But such a union will face the linguistic obstacle that could possibly be overcome by designating English as the official ‘second language’ of the entire EU. And more importantly, is there a patriotic vision that the union can rally around?

“Political union” is a problematic beast as no one really knows what it is actually meant by it.  The term was coined by Germany when the Maastricht Treaty was adopted in 1992. In 1994, Wolfgang Schäuble and Karl Lamers offered the French political union in their much quoted paper on a “core Europe”. This meant not only developing the European Commission into a government and ending the principle of national representation through the Commissioners but also common budget, fiscal and social policies as are repeatedly being called for in the light of the Euro crisis.

At the core of the current crisis is the recognition that those pooling their money also have to make joint decisions as to how it is spent. In other words they need to form a political union.  A currency union means de facto giving up the principle of national budget sovereignty – the most noble of parliamentary rights. Politics is collective decision making about societal preferences: doing this collectively in the EU would de facto place the EU on a new level of statehood. That is exactly why a case is currently being brought before the Federal Constitutional Court of Germany in Karlsruhe.

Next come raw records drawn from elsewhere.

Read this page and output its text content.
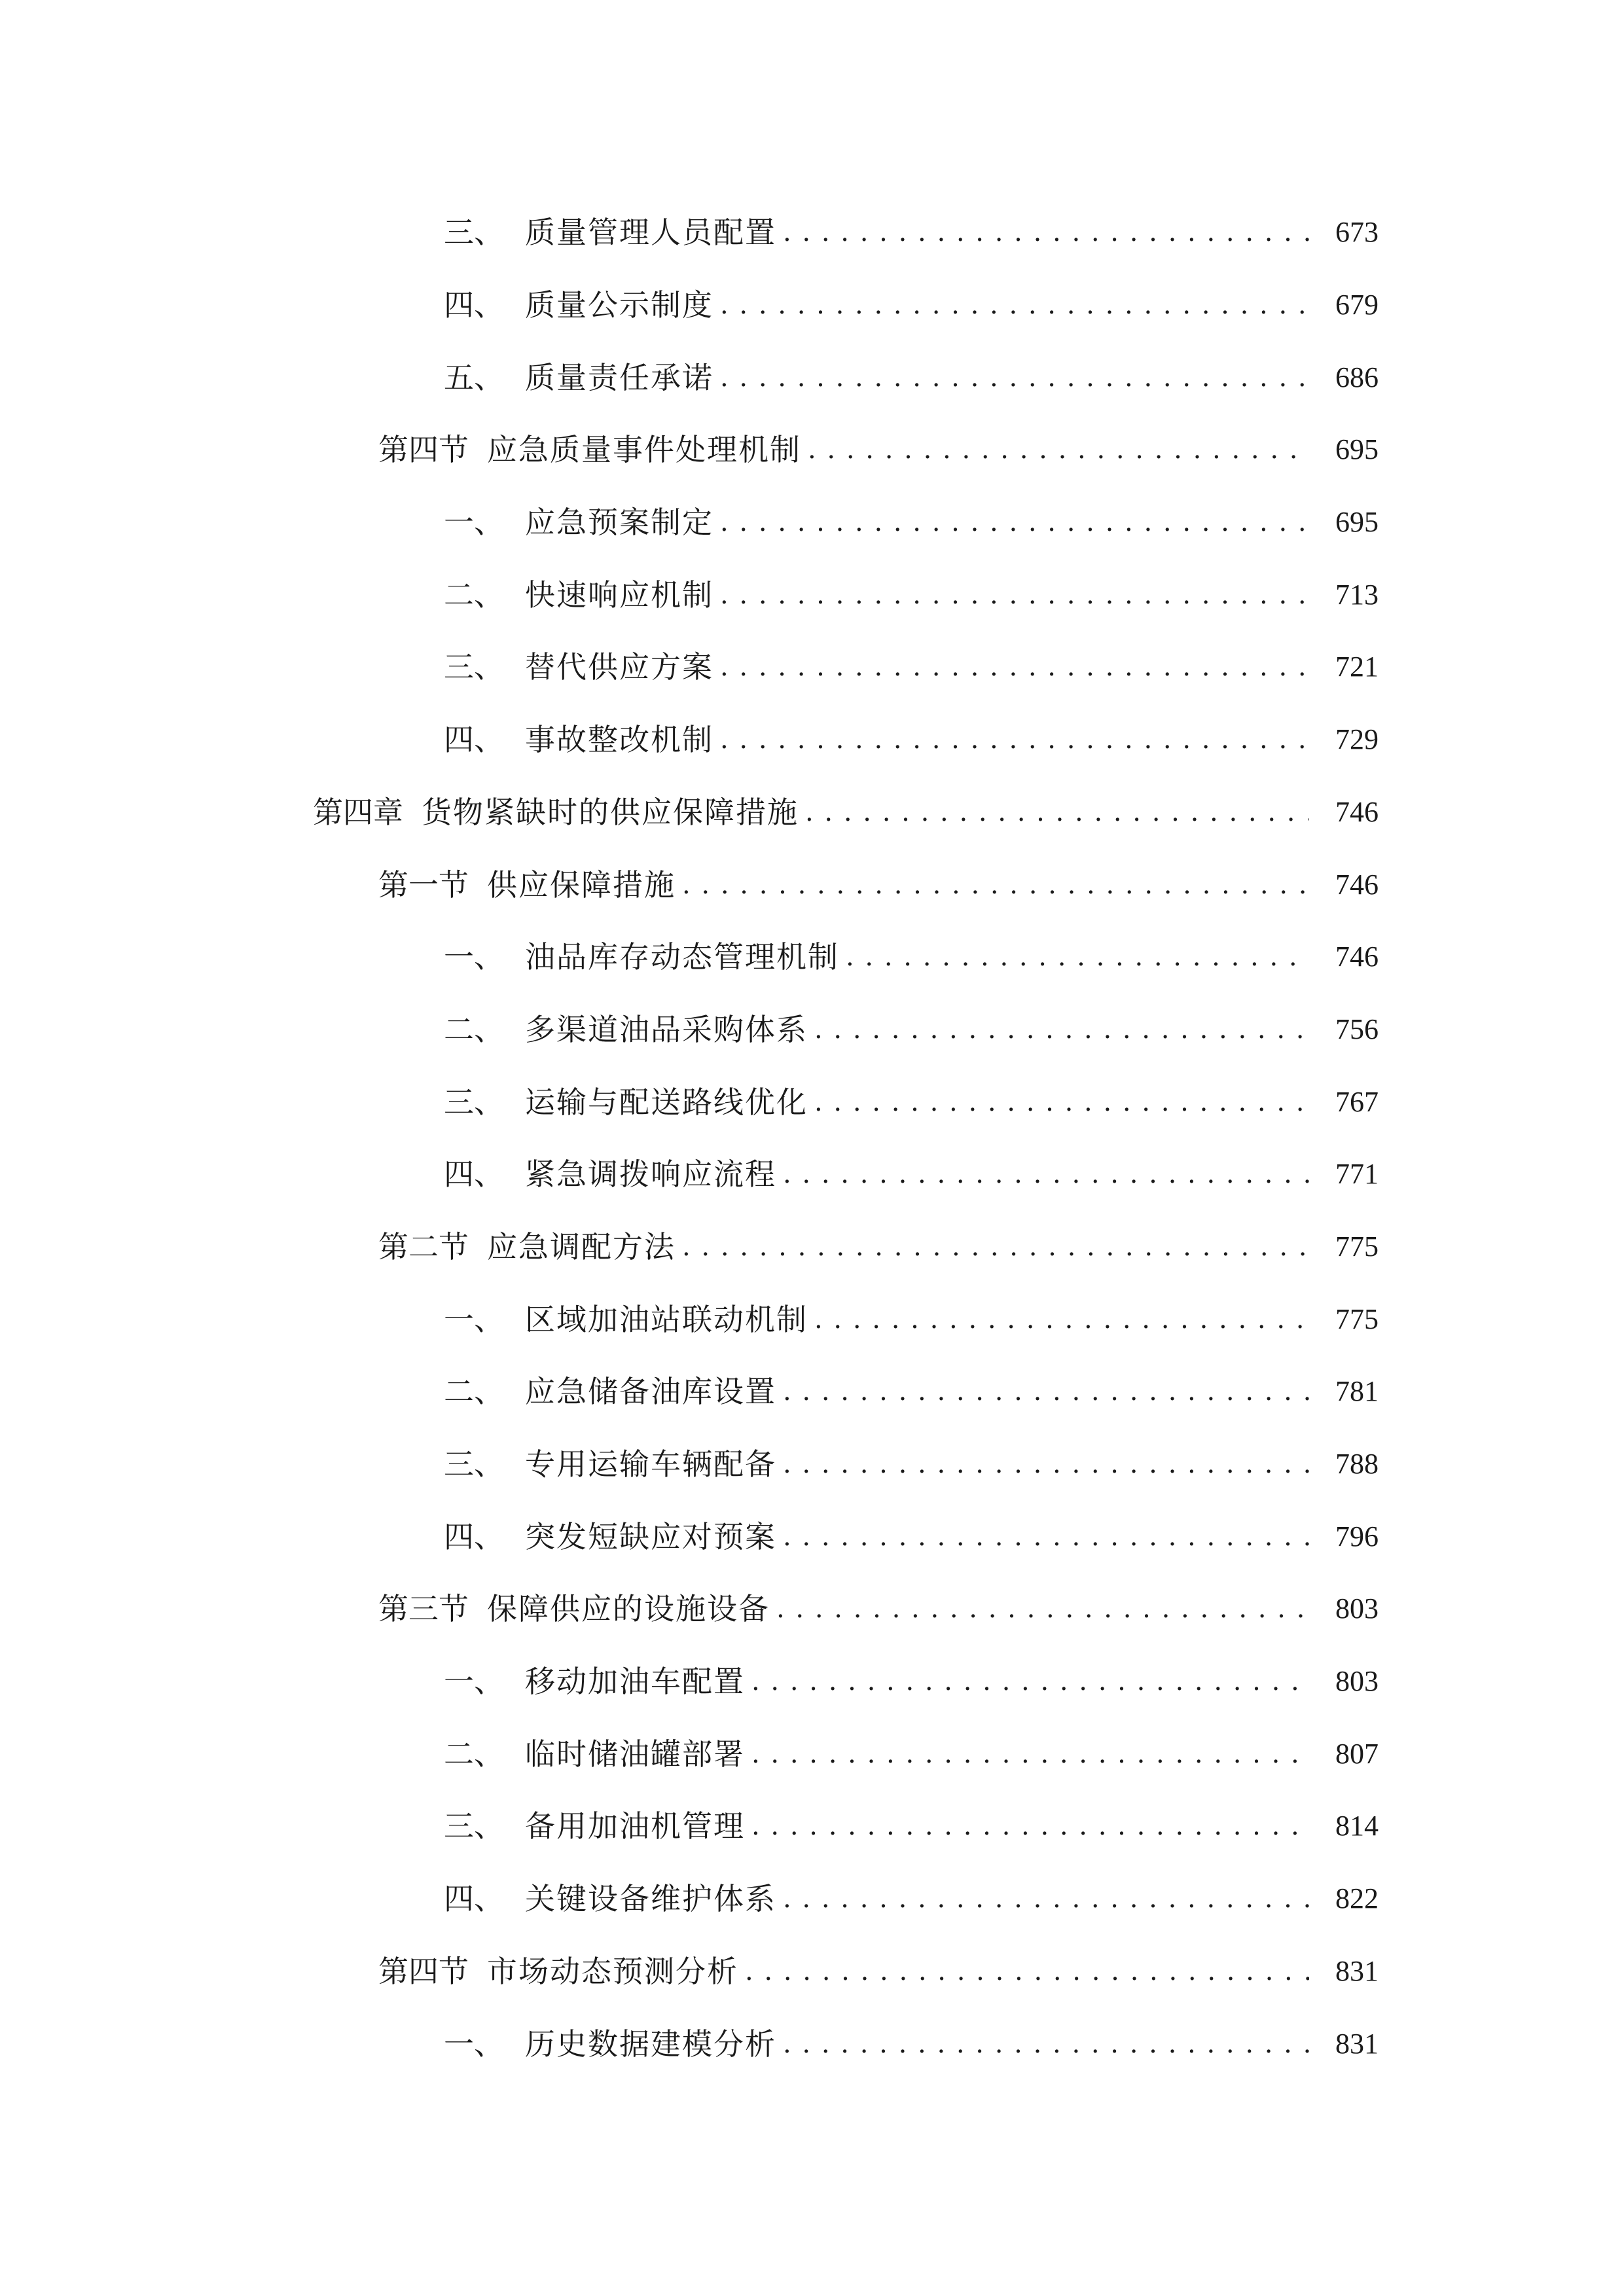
三、 质量管理人员配置 . . .	673
四、 质量公示制度 . . .	679
五、 质量责任承诺 . . .	686
第四节 应急质量事件处理机制 . . .	695
一、 应急预案制定 . . .	695
二、 快速响应机制 . . .	713
三、 替代供应方案 . . .	721
四、 事故整改机制 . . .	729
第四章 货物紧缺时的供应保障措施 . . .	746
第一节 供应保障措施 . . .	746
一、 油品库存动态管理机制 . . .	746
二、 多渠道油品采购体系 . . .	756
三、 运输与配送路线优化 . . .	767
四、 紧急调拨响应流程 . . .	771
第二节 应急调配方法 . . .	775
一、 区域加油站联动机制 . . .	775
二、 应急储备油库设置 . . .	781
三、 专用运输车辆配备 . . .	788
四、 突发短缺应对预案 . . .	796
第三节 保障供应的设施设备 . . .	803
一、 移动加油车配置 . . .	803
二、 临时储油罐部署 . . .	807
三、 备用加油机管理 . . .	814
四、 关键设备维护体系 . . .	822
第四节 市场动态预测分析 . . .	831
一、 历史数据建模分析 . . .	831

Eurobonds, if they were to be introduced, would require a kind of “Eurobond Parliament”, in other words a fundamental reform of the legislative components of the EU: a European Parliament elected through universal and equal suffrage and a second chamber consisting of national parliaments. One could then, if one dared, even speak of a “European Republic”, that is to say a system of European power sharing as in practice this would ultimately lead to the necessity of such important issues as a budget cap being decided collectively.

And that is why the economic logic of the euro and the necessity of fiscal federalism would have to force the EU into a political union, in which Euroland is understood as a united economic area. Exports within the EU would no longer be measured and transfers no longer effected from one national border to another but from growth regions to less developed regions within the EU. A Euroland of this kind should not only aim at becoming an optimal currency area. It should also succeed in decoupling the principle of solidarity from the concept of the nation-state and in connecting it with Europe as an “imagined community”.

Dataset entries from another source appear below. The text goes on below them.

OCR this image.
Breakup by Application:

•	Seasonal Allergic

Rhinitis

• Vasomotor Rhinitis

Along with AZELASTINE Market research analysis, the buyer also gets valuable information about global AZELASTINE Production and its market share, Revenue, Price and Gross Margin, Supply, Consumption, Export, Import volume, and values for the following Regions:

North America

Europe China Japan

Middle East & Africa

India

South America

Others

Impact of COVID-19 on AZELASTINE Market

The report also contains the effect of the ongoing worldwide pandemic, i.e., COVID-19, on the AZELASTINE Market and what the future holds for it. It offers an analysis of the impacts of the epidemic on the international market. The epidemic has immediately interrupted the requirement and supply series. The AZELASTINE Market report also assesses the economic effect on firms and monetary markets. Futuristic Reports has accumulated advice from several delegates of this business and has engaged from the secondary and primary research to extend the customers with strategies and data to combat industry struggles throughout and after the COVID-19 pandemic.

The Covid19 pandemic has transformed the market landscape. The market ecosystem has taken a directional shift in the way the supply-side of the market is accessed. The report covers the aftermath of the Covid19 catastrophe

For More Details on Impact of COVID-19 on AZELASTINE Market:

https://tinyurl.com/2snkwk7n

Yet it is not just the complaints of unconstitutionality, such as the one made by Bavaria against the balancing of German federal state finances, that make one doubt how much sustainable European solidarity can be organised. In addition, the nation-state will probably remain the defining political space for some time as citizens are not willing to give up their identity for an “optimal currency union”. In any case the Germans, as recent polls have shown, want neither a European federal state nor a directly elected European president. There is therefore a divergence between the economic logic of a currency union and what is politically feasible and the greatest challenge, at least for the moment, will be to ensure that the euro is not torn apart as a result. The euro without political union, how is that possible? That is the crucial question of today!

The largest emotional obstacle on the way to a political union, in other words to a truly transnational democracy in Euroland, is probably not even the institutional design but the “Babel of Europe”, the diversity of language. An important step towards a political union would therefore be to introduce English as the second language and the lingua franca for all citizens, and as a complementary language of administration in all EU Member States. After all, politics does not only presuppose the ability to understand each other – e.g. concerning what to spend the common budget on. A common, not a single language could also emotionally tie citizens to the project of a “European political union”, which in all probability cannot exist permanently without patriotism of some kind, a patriotism based on “European exceptionalism”.